Robert Johnson Jr.
The year was 1970.
The 0rst San Diego Comic Con (SDCC), then known as the Golden State Comic Book Convention, was held in San Diego, California – featuring popular writers and creators of the day such as Ray Bradbury and Jack Kirby as special guests of honor.
It was a good time to be part of the still-budding nerd fandom.
The 2018 New York Comic Con began on Oct. 4. It is a four-day convention that was created thanks to the success of San Diego’s world-renowned celebration.
Now, the concept of “Comic Cons” has been around for almost half a century, which, for a formula that is heavily rooted in fandom culture, is very impressive and remarkable in the contemporary age – one where fans of TV shows, comics, and video games have the power of the internet to share their opinions and views instantaneously.
However, with that kind of popularity comes greed.
In recent years, Comic Con International, the organization behind SDCC, has been ruling over the term “Comic Con” with an iron fist – suing anyone in its sights who is unfortunate enough to run a “Comic Con” of their own.

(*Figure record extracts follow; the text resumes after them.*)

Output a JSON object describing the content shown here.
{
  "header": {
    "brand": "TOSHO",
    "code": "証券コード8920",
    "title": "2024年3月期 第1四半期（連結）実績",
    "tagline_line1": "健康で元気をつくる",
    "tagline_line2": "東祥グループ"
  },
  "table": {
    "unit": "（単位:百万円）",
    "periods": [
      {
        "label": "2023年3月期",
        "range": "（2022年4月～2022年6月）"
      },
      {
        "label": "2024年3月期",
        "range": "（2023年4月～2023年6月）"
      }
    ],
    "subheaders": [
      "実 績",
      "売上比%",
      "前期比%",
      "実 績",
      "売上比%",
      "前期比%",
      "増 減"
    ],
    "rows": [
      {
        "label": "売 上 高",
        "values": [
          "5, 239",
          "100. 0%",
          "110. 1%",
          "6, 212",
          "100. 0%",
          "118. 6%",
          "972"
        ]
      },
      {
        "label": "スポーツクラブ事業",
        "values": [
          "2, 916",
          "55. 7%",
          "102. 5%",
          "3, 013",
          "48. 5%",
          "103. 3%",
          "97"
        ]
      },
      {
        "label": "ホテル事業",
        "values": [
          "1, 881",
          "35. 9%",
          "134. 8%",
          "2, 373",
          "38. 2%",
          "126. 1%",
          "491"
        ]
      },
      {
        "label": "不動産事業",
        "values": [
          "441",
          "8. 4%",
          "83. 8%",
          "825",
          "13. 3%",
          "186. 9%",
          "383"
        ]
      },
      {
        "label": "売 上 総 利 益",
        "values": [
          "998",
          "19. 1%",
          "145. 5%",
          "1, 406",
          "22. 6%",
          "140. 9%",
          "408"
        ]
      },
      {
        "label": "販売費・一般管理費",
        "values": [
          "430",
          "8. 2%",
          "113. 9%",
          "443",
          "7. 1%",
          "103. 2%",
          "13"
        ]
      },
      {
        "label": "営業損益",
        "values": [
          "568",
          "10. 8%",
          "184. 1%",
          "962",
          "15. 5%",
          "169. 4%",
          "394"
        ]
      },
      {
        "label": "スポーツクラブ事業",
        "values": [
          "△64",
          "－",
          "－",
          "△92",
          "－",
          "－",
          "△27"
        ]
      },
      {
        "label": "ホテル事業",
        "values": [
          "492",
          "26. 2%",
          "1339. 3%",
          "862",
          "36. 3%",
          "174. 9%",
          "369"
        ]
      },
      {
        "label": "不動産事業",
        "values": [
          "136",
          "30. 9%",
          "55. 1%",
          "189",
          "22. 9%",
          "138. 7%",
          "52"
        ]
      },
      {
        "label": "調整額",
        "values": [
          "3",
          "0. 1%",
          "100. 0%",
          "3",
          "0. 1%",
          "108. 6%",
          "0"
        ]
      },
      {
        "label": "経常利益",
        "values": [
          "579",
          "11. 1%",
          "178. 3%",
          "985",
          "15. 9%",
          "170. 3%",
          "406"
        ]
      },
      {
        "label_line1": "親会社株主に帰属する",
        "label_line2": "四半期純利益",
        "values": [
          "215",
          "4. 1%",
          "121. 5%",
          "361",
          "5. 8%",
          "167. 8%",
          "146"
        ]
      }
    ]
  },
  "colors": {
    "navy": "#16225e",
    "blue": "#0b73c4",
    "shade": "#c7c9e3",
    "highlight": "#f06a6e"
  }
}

In 2014, one victim of this was the Salt Lake Comic Con, which, after being sued by Comic Con International, had to pay the group $20,000 in damages. As a result, the convention once known as “Salt Lake Comic Con” has since been rechristened as “FanX Salt Lake Comic Convention.”
Three years later, in late 2017, Phoenix Fan Fusion, formerly known as “Phoenix Comic Con” and “Phoenix Comic Fest,” gave themselves a proactive name change to avoid a similar fate.
The organizers of Phoenix Fan Fusion were strongly reluctant to do it, but it quickly became a high-stakes situation where it was a matter of keeping the name or suffering a financial hit like FanX did – something that Fan Fusion might not come back from.
During that holiday season and into early 2018, conventions across America and the world participated in a wave of name changes.
To take this locally, Boston Comic Con, a new convention that has started in the past decade, changed its name to Fan Expo Boston, upon being bought out by Informa, the group behind the Fan Expo series of events, such as the ones in Dallas and Canada.
Good work, Informa.
“But, Robbie, why are you giving us all this exposition? Get to the point!”
The point is this: Comic Con International, the organizers of the biggest “Comic Cons” in the world, the “Comic Cons” of note, should lighten up a little.
Nerd fandom should be embraced and not monopolized in the bizarre manner the term “Comic Con” is, in the sense that the term could make and/or break a small, local convention.
It’s as pathetic as Gene Simmons, the long-tongue possessing frontman of KISS trying to trademark the famed metalhead hand gesture, the “devil horns.”
Despite Comic Con International owning trademarks to every asset and piece of iconography of their premier convention, they don’t need to Vulcan nerve pinch every small fish in the ocean they own to defend it.
That being said, I can only imagine what Altered Reality Entertainment, the organizer of several other cons, is going to do if Comic Con International goes after them for Rhode Island Comic Con and Colorado Springs Comic Con.